Libratus Scores Convincing Sweep in Man v. Machine Poker Match

Chalk up another victory for artificial intelligence in the neverending “man versus machine” battle of supremacy in various forms of mindpower competitions.  Libratus, the poker-playing AI developed by researchers at Carnegie Mellon University, closed out a convincing win in a lengthy heads-up no-limit hold’em contest against four separate and well respected poker pros at Pittsburgh’s Rivers Casino.

BrainsVSAIHalfway

Rivers Casino in Pittsburgh hosted the battle between Libratus and four well-known professional poker players. (Source: cmu.edu)

The victory by the Libratus program in the “Brains Vs. Artificial Intelligence” tournament wasn’t really that close.  The machine emerged victorious over 120,000 hands of play, spread out over 20 days.  The four pros — Dong King, Daniel McAulay, Jimmy Chou, and Jason Les — combined to lose $1.766,250 in virtual chips to the program over the course of the 20-day competition.
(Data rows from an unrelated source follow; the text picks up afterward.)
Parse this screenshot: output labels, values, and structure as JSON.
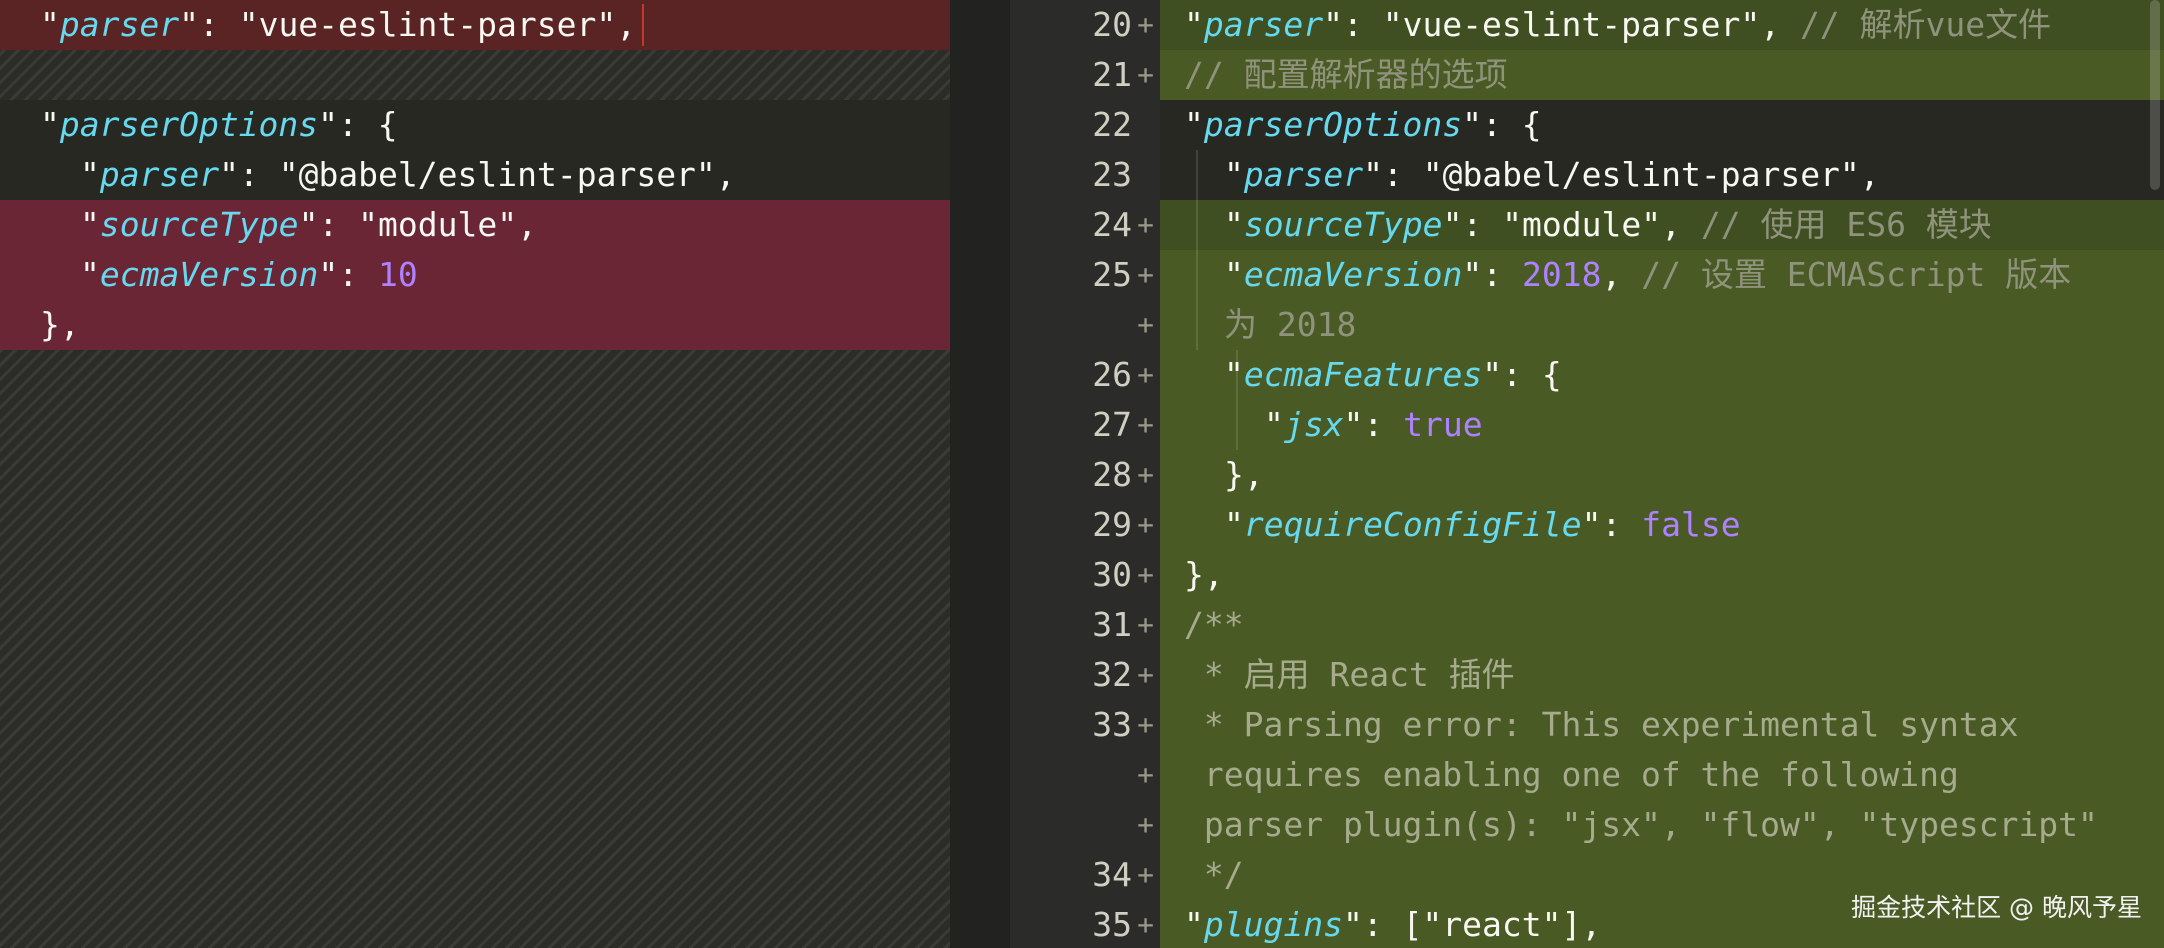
{
  "left": {
    "lines": [
      {
        "key": "parser",
        "value": "\"vue-eslint-parser\","
      },
      {
        "key": "parserOptions",
        "value": ": {"
      },
      {
        "key": "parser",
        "value": "\"@babel/eslint-parser\","
      },
      {
        "key": "sourceType",
        "value": "\"module\","
      },
      {
        "key": "ecmaVersion",
        "number": "10"
      },
      {
        "text": "},"
      }
    ]
  },
  "right": {
    "line_numbers": [
      "20",
      "21",
      "22",
      "23",
      "24",
      "25",
      "",
      "26",
      "27",
      "28",
      "29",
      "30",
      "31",
      "32",
      "33",
      "",
      "",
      "34",
      "35"
    ],
    "plus": "+",
    "code": {
      "l20_val": "\"vue-eslint-parser\",",
      "l20_comment": "// 解析vue文件",
      "l21_comment": "// 配置解析器的选项",
      "l22_open": ": {",
      "l23_val": "\"@babel/eslint-parser\",",
      "l24_val": "\"module\",",
      "l24_comment": "// 使用 ES6 模块",
      "l25_num": "2018",
      "l25_comment": "// 设置 ECMAScript 版本",
      "l25b_comment": "为 2018",
      "l26_open": ": {",
      "l27_bool": "true",
      "l28_close": "},",
      "l29_bool": "false",
      "l30_close": "},",
      "l31_comment": "/**",
      "l32_comment": " * 启用 React 插件",
      "l33_comment": " * Parsing error: This experimental syntax",
      "l33b_comment": " requires enabling one of the following",
      "l33c_comment": " parser plugin(s): \"jsx\", \"flow\", \"typescript\"",
      "l34_comment": " */",
      "l35_val": "[\"react\"],"
    },
    "keys": {
      "parser": "parser",
      "parserOptions": "parserOptions",
      "sourceType": "sourceType",
      "ecmaVersion": "ecmaVersion",
      "ecmaFeatures": "ecmaFeatures",
      "jsx": "jsx",
      "requireConfigFile": "requireConfigFile",
      "plugins": "plugins"
    }
  },
  "watermark": "掘金技术社区 @ 晚风予星",
  "colors": {
    "deleted_bg": "#6b2636",
    "added_bg": "#4a5a24",
    "key": "#66d9ef",
    "number": "#ae81ff",
    "comment": "#8f937c"
  }
}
Libratus went 4-0 when the overall results were broken down by individual matchups. King fared the best of the four pros, but the numbers were convincing by any reckoning:

Dong King: (-$85,649)
Daniel McAulay: (-$277,657)
Jimmy Chou: (-$552-857)
Jason Les: (-$880,087)

Libratus’s developers, a team led by Carnegie Mellon computer science professor Tuomas Sandholm, calculated that the margin of the win inferred that Libratus played a more skilled game over the course of the entire contest, with 97.7% certainty (or a 2.3% margin of error).  Whether or not the program was exceptionally skillful, largely lucky, or both hardly matters, however.  The success of the program here shows that AI can compete with the best at heads-up NLHE… even acknowledging that this is the simplest form of no-limit poker.

It’s another notch in the belt.  From checkers to chess, from backgammon to Go, computers have proven a match for the best human brains in ever more complex endeavors.  Poker, as one of a handful of prominent competitive games where actions are taken based on incomplete information, was always a tough challenge.  The best AIs are indeed getting there; according to Sandholm’s resume, “the team that he leads is the reigning two-time world champion in computer Heads-Up No-Limit Texas Hold’em.”

In comments made to media during and after the competition, Sandholm credited much of Libratus’s success to veering away from a well-worn piece of poker advice — taken advantage of opponents’ mistakes.  Instead, according to Sandholm, the AI was developed to modify and improve its own play in an attempt to approach a single, optimal HUNL strategy.

“We looked at fixing holes in our own strategy because it makes our own play safer and safer,” Sandholm told IEEE Spectrum, online home for The Institute of Electrical and Electronics Engineers [IEEE]. “When you exploit opponents, you open yourself up to exploitation more and more.”

“The algorithms we used are not poker specific,” Sandholm added. “They take as input the rules of the game and output strategy.”

The goals of Sandholm and his Carnegie Mellon team and of their chief rivals, such as the notable AI development team at the University of Alberta, are largely esoteric.  These teams have focused on poker as a way to train AIs to operate successfully in areas of incomplete information, in the hope that the lessons learned will have real-world applications in a wide range of disciplines.

Whether or not those disciplines would include poker itself, for real money, aren’t a high priority, according to Sandholm, even though it seems plain that the pure gaming engine within the AI would make a highly successful “bot” on some online sites.  Libratus’s convincing win won’t stem the ever-present chatter that these bots, which are a form of AI-based players, are already effectively dominating some forms of online play, such as HUNL or limit hold’em.

Truth be told, the computers will only get better.  It’ll be up to the site operators themselves to develop ever more rigorous checks to provide AIs from being implemented on their tables.  In that sense, Libratus’s convincing win isn’t so much a landmark achievement as it a signpost on a very predictable road, and one that operators with a long-term view must recognize and create ongoing plans to counterract.